Teaming of Mickey and Goofy

Gerstein, David DK - ECN DGE at ECN.egmont.com
Tue Apr 1 11:06:51 CEST 2003


	FRANK (and others):

>In short: Horace's star was already fading in the cartoons of the time, so 
>he wasn't the ideal companion for Mickey anymore, and Donald had to be 
>cancelled for business reasons. The only remaining option was Goofy. It 
>wasn't a natural teaming, but I'm sure Gottfredson and his collaborators 
>noticed very soon that they were on the right track.

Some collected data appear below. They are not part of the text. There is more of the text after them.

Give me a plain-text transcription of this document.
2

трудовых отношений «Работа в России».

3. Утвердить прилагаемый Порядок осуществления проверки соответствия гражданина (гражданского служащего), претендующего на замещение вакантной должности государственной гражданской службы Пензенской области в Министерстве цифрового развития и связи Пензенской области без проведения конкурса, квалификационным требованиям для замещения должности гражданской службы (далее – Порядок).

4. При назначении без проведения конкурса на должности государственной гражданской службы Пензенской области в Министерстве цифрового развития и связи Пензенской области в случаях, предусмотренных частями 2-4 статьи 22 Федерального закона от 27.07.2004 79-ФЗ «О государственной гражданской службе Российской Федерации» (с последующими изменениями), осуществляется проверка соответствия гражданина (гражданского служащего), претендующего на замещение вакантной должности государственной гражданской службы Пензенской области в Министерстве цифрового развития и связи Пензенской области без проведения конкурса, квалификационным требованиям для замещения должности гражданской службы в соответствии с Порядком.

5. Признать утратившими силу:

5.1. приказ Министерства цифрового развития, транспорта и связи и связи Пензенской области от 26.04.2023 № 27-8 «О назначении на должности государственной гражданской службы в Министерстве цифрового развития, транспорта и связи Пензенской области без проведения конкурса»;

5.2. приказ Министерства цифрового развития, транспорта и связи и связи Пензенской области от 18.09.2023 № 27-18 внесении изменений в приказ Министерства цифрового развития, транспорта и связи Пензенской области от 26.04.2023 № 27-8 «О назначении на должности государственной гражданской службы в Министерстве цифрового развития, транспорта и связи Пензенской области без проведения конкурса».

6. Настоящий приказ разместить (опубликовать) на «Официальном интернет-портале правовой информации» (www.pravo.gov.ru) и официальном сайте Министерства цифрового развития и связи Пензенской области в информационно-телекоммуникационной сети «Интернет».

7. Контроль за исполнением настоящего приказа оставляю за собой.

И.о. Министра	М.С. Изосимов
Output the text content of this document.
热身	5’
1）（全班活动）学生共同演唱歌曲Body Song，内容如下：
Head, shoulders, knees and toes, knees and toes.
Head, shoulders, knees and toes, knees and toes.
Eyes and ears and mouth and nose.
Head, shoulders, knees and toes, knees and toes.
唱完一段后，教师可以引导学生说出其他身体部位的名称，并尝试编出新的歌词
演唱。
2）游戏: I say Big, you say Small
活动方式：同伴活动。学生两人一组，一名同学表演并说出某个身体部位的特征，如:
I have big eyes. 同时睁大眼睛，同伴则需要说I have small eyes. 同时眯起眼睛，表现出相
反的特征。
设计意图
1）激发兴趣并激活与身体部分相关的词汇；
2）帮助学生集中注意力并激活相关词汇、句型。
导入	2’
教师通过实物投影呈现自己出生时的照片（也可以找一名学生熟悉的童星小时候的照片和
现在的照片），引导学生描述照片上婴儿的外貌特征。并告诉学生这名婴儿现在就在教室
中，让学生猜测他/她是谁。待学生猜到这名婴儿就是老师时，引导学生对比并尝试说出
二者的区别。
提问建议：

	And this sounds about right to me.

	When Mickey and Goofy first appear as a duo in the comics ("The
Crazy Crime Wave", "The Sacred Jewel"), many mechanisms of the later
relationship fall almost instantly into place. So it's interesting that the
duo structure takes so long to become a fixture after that.
	For me, the two stories that crystallize it are "Island in the Sky"
and "In Search of Jungle Treasure". 
	In the former, Goofy opens the story by suggesting he and Mickey go
into partnership: the first time, I think, that such initiative was
displayed. Then, in the immediately following "Jungle Treasure", Mickey and
Minnie get ready to go on a treasure hunt. "I'll just round up Goofy," says
Mickey as though it were second nature- and this is first we've heard of
Goofy in this story.

	However, as Byron Erickson reminds us Egmonters, Mickey and Goofy
might be best friends in Gottfredson, but even so they are never "joined at
the hip". Goofy and Mickey are often a team, for instance, in the "Bar None
Ranch" story (1940), but they have plenty of solo bits of business, too,
enabling them to grow as characters on their own.
	In the 1940s stories of Gottfredson, Mickey is a solo star more
often then he is paired with Goofy, though the pairing does occur. Romano
Scarpa followed on this tradition in the 1950s.

	IMHO, the tradition of Mickey and Goofy as an *unbreakable* pair,
*always* together, really starts in the late 1940s and early 1950s at
*Western Publishing*. Why?
	Because Western had two fundamental funny animal plot types at the
time: the "Donald Duck" (put-upon lead accompanied by smart kids, bossy
girlfriend, and nasty neighbor) and the "Andy Panda" (straight man hero with
a wacky sidekick, most typically fighting crime). Fitting Mickey and Goofy
into formula two made them easy to write for. So they ran with it.
	Many of Western's Mickey stories are interesting as plots, but in
terms of characterizations, they could have substituted others for Mickey
and Goofy. (Of course, there were exceptions. But I'm speaking generally,
here...)

	For me, the excellence of particularly Gottfredson's and Scarpa's
Mickey and Goofy (and Horace, and Minnie, and others) is that the behavior
in the stories is that of unique human beings, for whom other characters
simply cannot be easily substituted.
	Barks' Duck stories of course use the Donald Duck formula, as they
star (surprise!) Donald Duck. But the genius of them is that the characters
are human and unique, and the stories far from formulaic. The best Mickey
stories follow, IMHO, the same path.